When you have the code working on a sample page that's representative of the larger site that you want to scrape your data from, then the next step is to see if you can apply it across multiple pages. I've uploaded the Jupyter Notebooks that I used below if you had any problems and needed to see how I accomplished certain tasks.

Learning Goals

In the previous section of this tutorial, we used Beautiful Soup to extract the data that we wanted from the sample webpage of one issue of an Image Comics publication, and print it to the console. This was crucial to figuring out how to do this sample project, as it was proof of concept that a script could do this on a page like all the others that we need to get information from.  However, the reasons that web-scraping scripts are handy isn't because they can do the same kind of copy and paste work that we could do ourselves from one page, but because we can apply that script to multiple pages and receive the data back in a format that is easily usable for number-crunching or text analysis purposes.

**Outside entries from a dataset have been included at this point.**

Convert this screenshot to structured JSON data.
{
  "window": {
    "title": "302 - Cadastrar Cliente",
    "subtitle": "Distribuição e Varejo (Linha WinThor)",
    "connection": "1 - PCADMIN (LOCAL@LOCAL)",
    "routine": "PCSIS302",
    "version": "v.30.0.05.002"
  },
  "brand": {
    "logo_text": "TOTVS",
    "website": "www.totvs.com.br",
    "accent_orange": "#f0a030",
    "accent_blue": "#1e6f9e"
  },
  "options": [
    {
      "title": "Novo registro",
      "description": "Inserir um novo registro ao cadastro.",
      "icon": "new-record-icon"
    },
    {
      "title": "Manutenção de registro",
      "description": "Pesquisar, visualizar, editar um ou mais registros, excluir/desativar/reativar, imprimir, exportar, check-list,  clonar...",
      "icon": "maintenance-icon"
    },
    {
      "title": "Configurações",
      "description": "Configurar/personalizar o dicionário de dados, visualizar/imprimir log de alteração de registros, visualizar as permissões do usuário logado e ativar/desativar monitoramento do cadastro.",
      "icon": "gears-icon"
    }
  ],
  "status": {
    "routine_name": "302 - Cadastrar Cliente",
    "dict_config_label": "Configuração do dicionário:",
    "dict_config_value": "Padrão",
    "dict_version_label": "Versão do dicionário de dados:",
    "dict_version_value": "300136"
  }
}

In this next section, we'll rewrite this script so that it performs the same function it did on the sample webpage (extracting the creative team's names and roles) on multiple web pages in a row, and exports the data that we have found into a text file.

Getting Started

  • Open the sample webpage that we have been using: https://imagecomics.com/comics/releases/24-panels-tp . Next we'll be adding a few other pages to the mix so in different tabs, open these 3 more web pages: https://imagecomics.com/comics/releases/cemetery-beach-1, https://imagecomics.com/comics/releases/paper-girls-25, https://imagecomics.com/comics/releases/monstress-18.
  • Click to one of the new webpages. Using developer tools, right click on the place where the writer and artist credits are listed to verify that they are stored within a div with the same class as on the trial page: cell medium-5 large-4 credits. Most sites, luckily including this one, use the same template on all their pages that have the same kind of data on them, so they can do things like apply CSS styles to elements of the same class or ID.  Some won't change over older content if they update their site, in which case you'd probably have to write a different script for the older pages. It is always a good idea to confirm that the page you are targeting uses terms that are also used on the other pages you want to get data from, so you aren't writing a script that will work on an individual page, rather than all the pages that you want to scrape.
  • Once you have confirmed that the script that you wrote for that first sample page will work on these new ones too, open a new Jupyter notebook for this next project

Applying the Code to Multiple Pages

In general, it's a good idea to start with something that you know works, and go step by step to add new capabilities to your code.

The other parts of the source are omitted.